As I reach back into the dark corners of my mind, I vaguely remember something from one of my “How to Be a Teacher in Two Semesters or Less” classes about there being different learning styles and preferences. Some people are audio learners, some visual, others are hands on, and some do best in groups while others are better working alone. Personally, I did reasonably well following the standard college learning model – let’s call it 15 hours of weekly lecture followed by independent study and reading time. In my worst semester, on my worst day, I never had more than four hours of lectures scheduled on any 24 hour period. Even those four hour days were punctuated with breaks, lunch, and assorted other gaps. I would have gouged out my eyes with a #2 pencil if I had needed to sit through 4 hours of uninterrupted talking.

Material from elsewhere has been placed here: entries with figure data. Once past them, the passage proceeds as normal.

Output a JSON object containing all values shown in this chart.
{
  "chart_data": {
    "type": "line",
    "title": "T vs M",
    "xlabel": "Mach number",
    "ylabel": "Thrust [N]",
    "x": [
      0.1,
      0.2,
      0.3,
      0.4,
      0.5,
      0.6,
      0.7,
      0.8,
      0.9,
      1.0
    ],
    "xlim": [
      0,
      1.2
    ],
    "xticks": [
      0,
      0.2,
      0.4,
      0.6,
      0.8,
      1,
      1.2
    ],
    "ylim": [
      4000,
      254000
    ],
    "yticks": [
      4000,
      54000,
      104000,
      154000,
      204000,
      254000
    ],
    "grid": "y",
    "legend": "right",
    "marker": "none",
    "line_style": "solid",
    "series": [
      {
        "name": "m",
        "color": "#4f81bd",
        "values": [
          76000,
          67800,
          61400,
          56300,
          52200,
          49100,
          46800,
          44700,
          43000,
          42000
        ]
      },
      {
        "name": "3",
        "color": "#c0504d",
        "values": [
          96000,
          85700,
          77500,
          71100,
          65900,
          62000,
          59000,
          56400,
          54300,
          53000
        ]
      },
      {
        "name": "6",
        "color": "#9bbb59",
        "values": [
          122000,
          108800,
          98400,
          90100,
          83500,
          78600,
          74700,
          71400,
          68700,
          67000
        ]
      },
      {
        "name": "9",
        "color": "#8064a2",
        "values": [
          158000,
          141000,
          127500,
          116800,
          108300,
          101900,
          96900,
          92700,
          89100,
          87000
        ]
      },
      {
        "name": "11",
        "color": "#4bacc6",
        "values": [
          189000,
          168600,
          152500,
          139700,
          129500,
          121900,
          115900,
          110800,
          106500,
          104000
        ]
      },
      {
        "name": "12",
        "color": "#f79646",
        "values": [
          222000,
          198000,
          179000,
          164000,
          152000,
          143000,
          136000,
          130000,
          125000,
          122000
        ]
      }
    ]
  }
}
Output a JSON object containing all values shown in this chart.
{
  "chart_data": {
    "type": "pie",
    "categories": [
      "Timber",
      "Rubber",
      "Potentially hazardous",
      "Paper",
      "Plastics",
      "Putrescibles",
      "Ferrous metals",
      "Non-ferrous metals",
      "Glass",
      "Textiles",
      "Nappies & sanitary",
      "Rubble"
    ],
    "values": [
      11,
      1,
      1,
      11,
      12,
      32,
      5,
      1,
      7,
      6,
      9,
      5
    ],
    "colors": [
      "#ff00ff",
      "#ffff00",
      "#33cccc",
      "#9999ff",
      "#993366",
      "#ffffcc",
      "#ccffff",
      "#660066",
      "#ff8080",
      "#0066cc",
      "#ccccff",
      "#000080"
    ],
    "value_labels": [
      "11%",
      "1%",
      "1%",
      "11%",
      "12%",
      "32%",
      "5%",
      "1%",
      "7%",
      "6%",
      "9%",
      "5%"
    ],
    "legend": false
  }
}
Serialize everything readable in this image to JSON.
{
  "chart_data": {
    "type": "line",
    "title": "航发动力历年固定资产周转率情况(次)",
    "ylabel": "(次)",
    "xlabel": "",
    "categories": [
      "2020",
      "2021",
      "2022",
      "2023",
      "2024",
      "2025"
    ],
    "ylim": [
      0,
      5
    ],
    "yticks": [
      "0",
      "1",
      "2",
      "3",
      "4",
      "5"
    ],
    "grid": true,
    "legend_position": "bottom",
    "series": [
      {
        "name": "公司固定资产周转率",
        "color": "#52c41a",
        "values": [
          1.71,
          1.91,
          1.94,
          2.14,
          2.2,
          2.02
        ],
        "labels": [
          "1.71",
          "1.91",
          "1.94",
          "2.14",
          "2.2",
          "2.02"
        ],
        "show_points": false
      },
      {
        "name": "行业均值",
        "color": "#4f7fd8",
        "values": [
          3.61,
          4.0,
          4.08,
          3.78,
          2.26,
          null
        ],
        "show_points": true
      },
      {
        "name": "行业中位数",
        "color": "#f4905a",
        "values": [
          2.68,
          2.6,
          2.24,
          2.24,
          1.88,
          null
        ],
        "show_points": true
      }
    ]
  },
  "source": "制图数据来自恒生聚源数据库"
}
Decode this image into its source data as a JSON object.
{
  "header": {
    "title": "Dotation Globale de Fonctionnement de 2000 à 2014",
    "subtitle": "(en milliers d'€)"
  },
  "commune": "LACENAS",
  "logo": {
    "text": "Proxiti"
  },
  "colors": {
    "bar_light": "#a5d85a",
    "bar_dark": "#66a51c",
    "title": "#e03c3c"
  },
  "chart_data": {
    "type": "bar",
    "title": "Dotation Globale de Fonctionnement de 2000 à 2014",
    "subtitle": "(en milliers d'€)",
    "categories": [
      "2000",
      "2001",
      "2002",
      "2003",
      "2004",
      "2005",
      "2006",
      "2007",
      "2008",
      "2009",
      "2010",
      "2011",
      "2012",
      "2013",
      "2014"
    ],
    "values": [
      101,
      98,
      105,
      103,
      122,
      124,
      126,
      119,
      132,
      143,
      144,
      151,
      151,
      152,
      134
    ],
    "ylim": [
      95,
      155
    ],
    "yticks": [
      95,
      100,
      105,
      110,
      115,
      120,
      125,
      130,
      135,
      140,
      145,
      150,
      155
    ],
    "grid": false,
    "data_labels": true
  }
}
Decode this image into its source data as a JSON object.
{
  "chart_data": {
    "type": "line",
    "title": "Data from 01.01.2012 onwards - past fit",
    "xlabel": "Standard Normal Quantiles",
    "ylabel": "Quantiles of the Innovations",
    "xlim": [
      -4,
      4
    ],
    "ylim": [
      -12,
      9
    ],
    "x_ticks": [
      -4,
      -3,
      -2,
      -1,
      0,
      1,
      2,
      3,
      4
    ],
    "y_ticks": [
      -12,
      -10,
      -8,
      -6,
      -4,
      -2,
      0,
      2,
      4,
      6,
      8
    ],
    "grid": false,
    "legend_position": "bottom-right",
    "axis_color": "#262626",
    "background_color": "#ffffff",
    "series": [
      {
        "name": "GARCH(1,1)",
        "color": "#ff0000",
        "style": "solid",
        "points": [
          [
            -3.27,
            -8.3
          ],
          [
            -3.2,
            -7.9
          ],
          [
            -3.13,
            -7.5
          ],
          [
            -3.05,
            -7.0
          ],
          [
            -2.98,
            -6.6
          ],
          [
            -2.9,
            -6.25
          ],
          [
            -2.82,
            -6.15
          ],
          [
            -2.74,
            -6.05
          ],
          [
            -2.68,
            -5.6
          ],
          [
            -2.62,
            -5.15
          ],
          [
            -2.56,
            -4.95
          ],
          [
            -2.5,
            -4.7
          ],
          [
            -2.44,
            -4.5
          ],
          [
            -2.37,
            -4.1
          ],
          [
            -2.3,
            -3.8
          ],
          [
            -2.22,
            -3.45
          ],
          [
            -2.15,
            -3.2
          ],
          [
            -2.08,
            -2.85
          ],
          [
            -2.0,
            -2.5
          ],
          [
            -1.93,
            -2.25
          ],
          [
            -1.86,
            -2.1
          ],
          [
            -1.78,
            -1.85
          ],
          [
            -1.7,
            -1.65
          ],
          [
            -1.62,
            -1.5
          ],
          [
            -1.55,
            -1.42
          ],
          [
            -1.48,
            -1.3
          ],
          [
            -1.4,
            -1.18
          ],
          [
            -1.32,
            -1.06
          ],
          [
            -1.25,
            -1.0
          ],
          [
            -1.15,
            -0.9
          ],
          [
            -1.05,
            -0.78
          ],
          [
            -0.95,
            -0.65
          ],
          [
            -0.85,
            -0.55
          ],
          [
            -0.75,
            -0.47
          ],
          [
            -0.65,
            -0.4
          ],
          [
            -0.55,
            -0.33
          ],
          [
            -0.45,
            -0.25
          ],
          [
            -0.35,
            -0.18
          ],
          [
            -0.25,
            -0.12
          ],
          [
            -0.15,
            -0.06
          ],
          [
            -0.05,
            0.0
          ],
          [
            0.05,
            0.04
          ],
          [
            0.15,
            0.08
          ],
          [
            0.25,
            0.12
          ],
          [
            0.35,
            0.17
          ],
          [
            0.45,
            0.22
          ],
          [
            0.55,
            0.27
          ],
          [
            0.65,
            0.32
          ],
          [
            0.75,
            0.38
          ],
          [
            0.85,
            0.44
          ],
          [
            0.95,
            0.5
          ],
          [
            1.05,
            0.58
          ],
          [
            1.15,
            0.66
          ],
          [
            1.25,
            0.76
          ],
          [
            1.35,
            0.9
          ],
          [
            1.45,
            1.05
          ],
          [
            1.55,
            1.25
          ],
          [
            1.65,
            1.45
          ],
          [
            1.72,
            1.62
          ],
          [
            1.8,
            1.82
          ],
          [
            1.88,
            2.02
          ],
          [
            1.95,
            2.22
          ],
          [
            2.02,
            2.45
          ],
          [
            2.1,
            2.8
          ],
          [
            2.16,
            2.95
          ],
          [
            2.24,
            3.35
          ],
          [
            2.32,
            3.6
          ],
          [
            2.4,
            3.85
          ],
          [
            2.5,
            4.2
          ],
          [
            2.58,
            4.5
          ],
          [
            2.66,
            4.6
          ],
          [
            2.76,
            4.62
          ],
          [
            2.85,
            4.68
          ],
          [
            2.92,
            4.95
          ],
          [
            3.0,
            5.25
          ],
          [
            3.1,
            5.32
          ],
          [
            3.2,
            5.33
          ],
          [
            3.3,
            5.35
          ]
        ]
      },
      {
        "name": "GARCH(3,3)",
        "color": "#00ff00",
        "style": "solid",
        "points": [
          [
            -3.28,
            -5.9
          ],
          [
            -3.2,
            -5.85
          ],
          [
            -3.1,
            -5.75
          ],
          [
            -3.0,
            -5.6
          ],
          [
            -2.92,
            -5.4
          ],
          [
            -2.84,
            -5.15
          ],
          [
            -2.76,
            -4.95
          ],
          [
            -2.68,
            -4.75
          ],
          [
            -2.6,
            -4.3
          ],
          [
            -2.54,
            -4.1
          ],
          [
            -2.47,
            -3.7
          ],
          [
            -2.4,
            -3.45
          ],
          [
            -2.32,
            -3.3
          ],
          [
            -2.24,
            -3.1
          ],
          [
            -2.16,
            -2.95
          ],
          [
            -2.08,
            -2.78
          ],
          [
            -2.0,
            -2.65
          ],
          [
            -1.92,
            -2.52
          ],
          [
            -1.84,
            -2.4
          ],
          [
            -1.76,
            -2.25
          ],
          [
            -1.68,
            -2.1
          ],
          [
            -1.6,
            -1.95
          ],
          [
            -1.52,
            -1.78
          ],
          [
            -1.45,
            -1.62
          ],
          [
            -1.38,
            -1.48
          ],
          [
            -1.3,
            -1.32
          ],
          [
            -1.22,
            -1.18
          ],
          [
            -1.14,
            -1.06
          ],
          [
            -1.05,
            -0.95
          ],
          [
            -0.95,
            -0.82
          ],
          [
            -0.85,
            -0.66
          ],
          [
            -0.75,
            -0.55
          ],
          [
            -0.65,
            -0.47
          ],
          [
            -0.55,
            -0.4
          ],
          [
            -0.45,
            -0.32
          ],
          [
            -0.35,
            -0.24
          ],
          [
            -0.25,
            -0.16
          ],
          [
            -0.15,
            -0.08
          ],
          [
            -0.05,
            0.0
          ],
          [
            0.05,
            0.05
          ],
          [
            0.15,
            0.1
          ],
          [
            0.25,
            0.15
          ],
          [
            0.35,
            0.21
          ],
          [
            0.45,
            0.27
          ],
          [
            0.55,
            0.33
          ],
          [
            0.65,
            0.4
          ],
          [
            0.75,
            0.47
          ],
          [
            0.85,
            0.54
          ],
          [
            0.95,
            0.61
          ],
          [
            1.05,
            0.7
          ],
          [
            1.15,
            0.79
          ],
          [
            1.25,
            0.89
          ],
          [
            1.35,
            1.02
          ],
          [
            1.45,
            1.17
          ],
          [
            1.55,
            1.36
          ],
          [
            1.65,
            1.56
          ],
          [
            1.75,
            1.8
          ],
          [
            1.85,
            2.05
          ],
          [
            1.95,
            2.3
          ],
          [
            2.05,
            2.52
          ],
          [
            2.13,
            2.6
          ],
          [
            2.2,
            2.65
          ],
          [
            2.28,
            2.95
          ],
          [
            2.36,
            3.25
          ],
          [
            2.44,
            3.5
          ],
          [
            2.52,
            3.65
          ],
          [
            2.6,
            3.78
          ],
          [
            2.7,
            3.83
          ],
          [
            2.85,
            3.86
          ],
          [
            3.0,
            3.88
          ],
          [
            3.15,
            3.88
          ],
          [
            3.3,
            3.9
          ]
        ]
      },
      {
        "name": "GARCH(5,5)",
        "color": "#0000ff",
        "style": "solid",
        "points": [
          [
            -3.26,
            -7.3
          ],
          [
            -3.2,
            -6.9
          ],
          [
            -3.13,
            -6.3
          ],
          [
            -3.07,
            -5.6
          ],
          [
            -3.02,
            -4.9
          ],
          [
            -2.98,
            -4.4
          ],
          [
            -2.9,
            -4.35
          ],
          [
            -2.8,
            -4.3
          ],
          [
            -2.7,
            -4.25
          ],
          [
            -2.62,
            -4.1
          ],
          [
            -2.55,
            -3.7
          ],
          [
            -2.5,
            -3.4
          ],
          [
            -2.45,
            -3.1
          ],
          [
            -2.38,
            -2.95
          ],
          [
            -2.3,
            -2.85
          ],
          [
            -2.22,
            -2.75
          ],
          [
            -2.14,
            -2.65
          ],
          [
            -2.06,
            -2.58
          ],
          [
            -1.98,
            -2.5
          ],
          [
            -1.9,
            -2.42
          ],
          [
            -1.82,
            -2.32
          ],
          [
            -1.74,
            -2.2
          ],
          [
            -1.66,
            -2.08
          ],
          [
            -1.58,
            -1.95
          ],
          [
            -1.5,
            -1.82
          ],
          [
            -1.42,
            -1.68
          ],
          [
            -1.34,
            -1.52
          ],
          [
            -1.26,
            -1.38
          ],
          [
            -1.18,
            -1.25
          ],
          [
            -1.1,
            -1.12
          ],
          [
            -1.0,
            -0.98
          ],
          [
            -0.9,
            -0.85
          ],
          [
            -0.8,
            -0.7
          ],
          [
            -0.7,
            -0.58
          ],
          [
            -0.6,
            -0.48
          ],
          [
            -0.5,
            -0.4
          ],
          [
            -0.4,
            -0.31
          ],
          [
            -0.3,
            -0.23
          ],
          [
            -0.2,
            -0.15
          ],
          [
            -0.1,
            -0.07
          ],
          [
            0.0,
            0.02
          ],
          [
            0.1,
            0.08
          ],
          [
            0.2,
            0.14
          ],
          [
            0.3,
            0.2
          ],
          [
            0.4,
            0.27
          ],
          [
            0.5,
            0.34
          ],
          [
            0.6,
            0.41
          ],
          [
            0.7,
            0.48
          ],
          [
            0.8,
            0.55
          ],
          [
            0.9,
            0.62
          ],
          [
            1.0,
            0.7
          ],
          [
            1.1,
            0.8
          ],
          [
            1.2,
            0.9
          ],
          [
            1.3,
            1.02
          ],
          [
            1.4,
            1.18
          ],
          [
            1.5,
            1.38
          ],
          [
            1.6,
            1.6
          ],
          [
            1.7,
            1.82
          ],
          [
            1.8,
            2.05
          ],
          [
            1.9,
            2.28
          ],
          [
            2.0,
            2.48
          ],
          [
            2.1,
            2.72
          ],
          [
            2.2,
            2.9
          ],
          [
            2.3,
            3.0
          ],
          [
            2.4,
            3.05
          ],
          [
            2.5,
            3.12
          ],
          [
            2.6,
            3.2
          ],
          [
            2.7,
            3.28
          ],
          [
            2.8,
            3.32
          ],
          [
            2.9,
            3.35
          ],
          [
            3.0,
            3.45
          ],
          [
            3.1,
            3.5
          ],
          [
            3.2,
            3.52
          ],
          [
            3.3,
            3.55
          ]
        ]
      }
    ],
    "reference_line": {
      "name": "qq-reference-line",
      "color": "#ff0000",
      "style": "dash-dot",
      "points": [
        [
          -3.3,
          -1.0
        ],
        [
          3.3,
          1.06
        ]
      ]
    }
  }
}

Of all the dry, dull, and occasionally pointless classes you take as part of a major in the humanities, I never recall sitting in any classroom for eight hours at a stretch going blind on hundreds of PowerPoint slides. The reason for that is most likely because it’s a really shitty methodology for almost everyone involved, up to and including the instructor(s). No matter how engaging the material, there’s a very real limit to how much the average human brain is going to absorb in any one sitting. Everything else is runoff, or more diplomatically it’s simply “exposure” rather than actual learning. There’s nothing intrinsically wrong with exposure, of course, as long as you admit that’s what you’re doing up front and don’t expect to much return on investment in the end.